Le Val-André. La perle d'Emeraude

Le Val-André. La perle d'Emeraude

Encore ! Eh bien oui, cette année, une fois de plus, on est revenu, en famille, au Val-André (22). On a découvert la station il y a dix ans. Le front de mer, avec ses villas de la fin du XIXe, nous a tapé dans l'oeil. Alors pourquoi changer ?

C'est vrai qu'elles sont belles, sans être trop kitch, ces maisons de pierre construites par des amis de Charles Cottard, l'ingénieur en chef de Ferdinand de Lesseps, le constructeur du canal de Suez.

Conquis par le petit village du Val, au bord des dunes et des landes, il achète 27 hectares à la commune de Pléneuf, en 1880. En 1906, une trentaine de villas, dont « Le Croissant » construite par un Turc, jalonnent ce qui deviendra Le Val-André, autour de son hôtel-casino, modelant la physionomie de Pléneuf qui compte aujourd'hui plus de résidences secondaires que d'habitations principales. Nous, on a choisi le camping et on s'y trouve bien; un « trois étoiles » mais les trois autres sont bien aussi. On n'est pas loin des plages et des commerces.
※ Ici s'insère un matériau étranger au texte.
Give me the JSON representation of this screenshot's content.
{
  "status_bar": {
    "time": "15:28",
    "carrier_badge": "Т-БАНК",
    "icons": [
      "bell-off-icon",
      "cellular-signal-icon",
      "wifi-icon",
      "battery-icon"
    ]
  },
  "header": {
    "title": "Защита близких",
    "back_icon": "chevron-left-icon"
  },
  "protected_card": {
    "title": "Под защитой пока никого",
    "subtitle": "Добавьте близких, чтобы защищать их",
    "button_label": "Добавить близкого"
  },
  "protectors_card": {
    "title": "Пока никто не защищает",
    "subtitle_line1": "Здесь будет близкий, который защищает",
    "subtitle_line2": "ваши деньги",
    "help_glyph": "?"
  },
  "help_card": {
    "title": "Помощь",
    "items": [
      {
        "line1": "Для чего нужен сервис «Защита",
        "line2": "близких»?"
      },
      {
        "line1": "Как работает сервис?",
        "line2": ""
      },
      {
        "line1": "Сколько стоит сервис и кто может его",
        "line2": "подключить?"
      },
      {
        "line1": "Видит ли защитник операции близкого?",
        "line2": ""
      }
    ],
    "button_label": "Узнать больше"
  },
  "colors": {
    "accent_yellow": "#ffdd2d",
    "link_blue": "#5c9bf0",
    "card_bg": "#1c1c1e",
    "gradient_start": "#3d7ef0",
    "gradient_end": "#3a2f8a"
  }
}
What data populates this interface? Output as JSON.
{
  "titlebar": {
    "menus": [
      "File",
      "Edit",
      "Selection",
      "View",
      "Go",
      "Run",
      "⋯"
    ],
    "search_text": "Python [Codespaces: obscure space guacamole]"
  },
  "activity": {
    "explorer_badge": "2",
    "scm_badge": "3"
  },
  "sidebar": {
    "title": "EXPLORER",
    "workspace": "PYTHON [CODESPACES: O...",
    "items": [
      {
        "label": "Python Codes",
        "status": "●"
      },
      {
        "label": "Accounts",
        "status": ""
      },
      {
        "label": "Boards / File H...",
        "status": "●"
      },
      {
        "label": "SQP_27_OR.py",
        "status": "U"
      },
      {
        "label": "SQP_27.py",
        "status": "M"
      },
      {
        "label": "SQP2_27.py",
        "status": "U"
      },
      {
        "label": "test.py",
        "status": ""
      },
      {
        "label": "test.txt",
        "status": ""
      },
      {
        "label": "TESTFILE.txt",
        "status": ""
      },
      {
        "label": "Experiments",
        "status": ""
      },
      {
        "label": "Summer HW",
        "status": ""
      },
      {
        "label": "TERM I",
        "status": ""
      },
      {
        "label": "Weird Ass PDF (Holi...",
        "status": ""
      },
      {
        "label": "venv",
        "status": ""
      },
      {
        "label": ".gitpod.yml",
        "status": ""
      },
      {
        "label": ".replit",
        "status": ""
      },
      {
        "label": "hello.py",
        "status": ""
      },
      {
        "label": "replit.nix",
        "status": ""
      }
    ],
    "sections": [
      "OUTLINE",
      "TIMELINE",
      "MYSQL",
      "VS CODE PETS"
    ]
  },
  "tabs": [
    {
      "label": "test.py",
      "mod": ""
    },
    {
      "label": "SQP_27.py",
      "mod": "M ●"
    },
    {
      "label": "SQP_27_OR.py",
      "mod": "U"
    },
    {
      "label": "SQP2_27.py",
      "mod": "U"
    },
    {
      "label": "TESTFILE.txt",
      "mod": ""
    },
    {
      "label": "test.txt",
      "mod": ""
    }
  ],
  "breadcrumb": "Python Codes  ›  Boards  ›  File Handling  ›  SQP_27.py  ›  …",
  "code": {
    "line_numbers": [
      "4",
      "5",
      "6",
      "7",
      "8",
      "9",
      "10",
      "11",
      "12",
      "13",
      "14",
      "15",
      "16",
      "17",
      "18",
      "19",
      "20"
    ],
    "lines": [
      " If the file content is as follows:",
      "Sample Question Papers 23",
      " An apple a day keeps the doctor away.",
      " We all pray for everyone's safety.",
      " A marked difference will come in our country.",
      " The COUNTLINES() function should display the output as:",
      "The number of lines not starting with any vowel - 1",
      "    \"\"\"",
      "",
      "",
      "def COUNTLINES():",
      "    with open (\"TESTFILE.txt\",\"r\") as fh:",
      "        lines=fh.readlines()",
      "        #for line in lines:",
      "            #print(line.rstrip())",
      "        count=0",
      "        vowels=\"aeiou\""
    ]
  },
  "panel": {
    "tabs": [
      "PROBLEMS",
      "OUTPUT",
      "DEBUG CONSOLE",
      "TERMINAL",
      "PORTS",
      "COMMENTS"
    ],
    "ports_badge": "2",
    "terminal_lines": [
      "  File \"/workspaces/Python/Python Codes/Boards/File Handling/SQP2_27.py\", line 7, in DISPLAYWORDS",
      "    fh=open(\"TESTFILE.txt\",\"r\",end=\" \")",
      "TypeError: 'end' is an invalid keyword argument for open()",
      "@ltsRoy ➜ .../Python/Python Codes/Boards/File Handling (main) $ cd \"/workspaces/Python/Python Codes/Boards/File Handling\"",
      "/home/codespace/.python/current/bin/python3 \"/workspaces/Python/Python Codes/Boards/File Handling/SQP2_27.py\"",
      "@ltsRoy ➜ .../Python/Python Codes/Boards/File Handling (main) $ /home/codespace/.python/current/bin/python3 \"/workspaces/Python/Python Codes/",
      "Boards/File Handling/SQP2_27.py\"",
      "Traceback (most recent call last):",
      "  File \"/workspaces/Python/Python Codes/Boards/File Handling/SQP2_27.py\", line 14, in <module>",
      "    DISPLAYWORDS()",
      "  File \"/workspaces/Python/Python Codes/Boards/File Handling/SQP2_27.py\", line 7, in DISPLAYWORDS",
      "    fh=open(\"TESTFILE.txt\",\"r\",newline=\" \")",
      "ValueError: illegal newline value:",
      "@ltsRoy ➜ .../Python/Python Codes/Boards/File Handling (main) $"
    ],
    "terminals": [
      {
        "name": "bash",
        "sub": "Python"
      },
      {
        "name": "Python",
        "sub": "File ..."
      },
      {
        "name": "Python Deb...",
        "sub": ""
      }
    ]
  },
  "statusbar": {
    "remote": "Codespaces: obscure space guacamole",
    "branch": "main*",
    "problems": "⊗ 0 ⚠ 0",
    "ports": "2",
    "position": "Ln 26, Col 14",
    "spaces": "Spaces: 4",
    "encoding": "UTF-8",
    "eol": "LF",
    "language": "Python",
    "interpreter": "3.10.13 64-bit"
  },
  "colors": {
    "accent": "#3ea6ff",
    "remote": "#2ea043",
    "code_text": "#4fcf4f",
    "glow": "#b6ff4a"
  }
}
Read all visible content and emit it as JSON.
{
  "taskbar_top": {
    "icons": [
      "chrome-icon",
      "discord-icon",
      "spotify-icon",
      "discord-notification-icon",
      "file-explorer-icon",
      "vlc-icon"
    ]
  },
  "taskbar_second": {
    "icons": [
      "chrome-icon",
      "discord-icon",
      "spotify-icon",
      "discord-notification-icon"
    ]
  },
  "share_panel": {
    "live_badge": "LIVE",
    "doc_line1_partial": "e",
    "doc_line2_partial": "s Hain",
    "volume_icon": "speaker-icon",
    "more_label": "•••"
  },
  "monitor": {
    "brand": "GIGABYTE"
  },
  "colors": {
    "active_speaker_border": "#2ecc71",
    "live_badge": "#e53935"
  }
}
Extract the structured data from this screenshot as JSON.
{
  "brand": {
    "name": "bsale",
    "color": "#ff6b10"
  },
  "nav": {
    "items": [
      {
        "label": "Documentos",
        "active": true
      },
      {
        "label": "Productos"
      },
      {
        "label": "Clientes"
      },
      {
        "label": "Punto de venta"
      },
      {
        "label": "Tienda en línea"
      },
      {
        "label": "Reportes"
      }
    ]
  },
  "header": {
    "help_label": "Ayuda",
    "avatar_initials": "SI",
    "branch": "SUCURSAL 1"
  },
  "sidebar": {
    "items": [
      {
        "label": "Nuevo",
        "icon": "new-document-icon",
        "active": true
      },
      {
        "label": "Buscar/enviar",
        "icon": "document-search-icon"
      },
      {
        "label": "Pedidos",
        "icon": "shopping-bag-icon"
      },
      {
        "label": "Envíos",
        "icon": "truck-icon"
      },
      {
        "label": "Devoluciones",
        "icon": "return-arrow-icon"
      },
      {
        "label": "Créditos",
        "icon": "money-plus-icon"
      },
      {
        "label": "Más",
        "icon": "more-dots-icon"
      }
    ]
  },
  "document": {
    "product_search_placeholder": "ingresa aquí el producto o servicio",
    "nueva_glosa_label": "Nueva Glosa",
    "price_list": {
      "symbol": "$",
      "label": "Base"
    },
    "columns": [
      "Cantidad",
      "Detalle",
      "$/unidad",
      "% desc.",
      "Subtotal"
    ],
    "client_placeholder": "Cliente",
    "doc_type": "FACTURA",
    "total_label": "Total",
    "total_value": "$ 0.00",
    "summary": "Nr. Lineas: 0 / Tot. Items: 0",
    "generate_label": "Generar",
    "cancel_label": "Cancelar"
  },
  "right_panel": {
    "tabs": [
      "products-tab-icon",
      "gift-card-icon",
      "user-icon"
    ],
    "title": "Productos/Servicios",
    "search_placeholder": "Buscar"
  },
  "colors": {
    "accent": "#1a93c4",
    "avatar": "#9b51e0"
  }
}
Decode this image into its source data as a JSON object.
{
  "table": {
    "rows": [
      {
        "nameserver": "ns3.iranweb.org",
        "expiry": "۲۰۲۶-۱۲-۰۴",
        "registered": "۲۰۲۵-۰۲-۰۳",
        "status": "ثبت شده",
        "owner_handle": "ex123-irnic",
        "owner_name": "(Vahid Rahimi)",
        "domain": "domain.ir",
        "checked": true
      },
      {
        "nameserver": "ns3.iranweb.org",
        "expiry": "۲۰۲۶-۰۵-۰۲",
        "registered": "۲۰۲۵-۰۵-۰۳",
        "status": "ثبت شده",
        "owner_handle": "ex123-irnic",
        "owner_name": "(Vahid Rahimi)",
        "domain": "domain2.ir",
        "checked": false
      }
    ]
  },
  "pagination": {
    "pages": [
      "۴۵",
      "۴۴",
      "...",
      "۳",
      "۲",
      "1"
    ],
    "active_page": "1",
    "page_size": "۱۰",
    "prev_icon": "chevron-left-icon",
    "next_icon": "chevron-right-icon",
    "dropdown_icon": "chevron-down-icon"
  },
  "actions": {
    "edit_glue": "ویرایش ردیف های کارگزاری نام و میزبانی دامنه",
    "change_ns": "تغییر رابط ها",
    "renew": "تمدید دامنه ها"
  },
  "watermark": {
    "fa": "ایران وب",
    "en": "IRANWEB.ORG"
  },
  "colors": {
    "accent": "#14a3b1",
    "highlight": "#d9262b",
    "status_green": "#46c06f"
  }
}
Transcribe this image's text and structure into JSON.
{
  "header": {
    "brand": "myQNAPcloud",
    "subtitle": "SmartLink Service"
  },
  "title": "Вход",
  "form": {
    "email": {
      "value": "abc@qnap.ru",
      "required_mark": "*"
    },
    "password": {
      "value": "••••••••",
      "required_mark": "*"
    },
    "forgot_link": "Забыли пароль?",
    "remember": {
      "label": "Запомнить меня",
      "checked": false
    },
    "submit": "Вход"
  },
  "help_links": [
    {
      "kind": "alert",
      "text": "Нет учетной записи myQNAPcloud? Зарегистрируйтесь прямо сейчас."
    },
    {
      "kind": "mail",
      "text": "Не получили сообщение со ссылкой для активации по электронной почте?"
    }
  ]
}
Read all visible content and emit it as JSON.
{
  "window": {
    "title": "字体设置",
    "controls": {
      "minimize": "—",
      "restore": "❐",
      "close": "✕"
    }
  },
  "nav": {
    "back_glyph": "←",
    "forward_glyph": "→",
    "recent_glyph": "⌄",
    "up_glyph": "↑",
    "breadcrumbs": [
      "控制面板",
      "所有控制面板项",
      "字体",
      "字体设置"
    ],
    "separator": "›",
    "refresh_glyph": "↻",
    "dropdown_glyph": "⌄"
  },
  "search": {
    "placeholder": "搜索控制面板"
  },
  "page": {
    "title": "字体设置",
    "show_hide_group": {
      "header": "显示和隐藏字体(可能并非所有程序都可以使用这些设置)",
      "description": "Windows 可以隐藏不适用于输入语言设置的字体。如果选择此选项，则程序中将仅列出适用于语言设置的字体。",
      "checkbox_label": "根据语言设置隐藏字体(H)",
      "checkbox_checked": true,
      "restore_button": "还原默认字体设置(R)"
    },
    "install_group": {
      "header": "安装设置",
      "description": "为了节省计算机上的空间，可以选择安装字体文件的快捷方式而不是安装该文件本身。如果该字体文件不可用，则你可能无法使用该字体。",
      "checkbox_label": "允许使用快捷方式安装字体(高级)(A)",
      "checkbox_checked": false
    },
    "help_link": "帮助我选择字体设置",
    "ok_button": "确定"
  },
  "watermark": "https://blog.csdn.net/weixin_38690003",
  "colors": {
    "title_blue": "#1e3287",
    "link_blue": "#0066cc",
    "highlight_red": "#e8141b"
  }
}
Côté plage, on profite de la matinée pour se dorer, tranquilles, au Pissot; c'est la plus petite, côté Ouest. Les gamins, eux, sont partis sur la grande plage, histoire de profiter du point voile; ce matin, ils étaient à Cap Armor et se sont éclatés en VTT. Demain, on essaiera la plage des Vallées, de l'autre côté, près du golfe. Les enfants, eux, hésitent entre l'équitation, le tennis ou la piscine. En tout cas, interdites, les machines à sous au casino, trop jeunes !

Le croissant turc

Cet après-midi, le soleil fait la moue; alors balade à partir du port de Dahouët. Toujours animé et sympa pour casser la croûte : des moules-frites chez Irène, au « Zef », le rendez-vous des pêcheurs, ou des tartines chaudes chez « Arts et Saveurs », histoire de regarder l'expo dans la galerie en grignotant et de faire de la philo.

Un p'tit tour chez les brocanteurs, puis en route, par les sentiers et ruelles. Un tuyau : prendre le chemin des Garennes, le point de vue y est superbe, rejoindre la venelle de l'Amirauté puis mettre le cap sur Piégu, après avoir longé la digue; de là, le chemin côtier vous tend les bras. A vrai dire, après être restés regarder le ballet des pêcheurs à la ligne, on a fait demi-tour; on n'a pas pu résister aux glaces maison de chez Pi Pa Po, entre le front de mer et le centre névralgique du Val-André : les terrasses du Breiz Izel, des Bains et du Transat. L'endroit stratégique pour tout savoir sur les potins de la station ou, tout simplement, se laisser bercer par l'animation de la rue, avant d'aller jeter un oeil à l'Horizon Gallery ou au Grand Hôtel.

Rues en fête

Bon, pas le tout de traîner à l'apéro, cap sur La Croisette, la brasserie sur la digue. Le mardi, il y a du jazz dans les jardins de l'Amirauté. Tiens, vendredi, avant les « rues en fête », on ira à la crêperie; elles sont toutes bonnes, mais on aime bien le Bellevue, près du camping.

Et puis, comme d'habitude, avant de partir, on s'offrira le restaurant du casino : un bon rapport qualité-prix, comme disait ma grand-mère.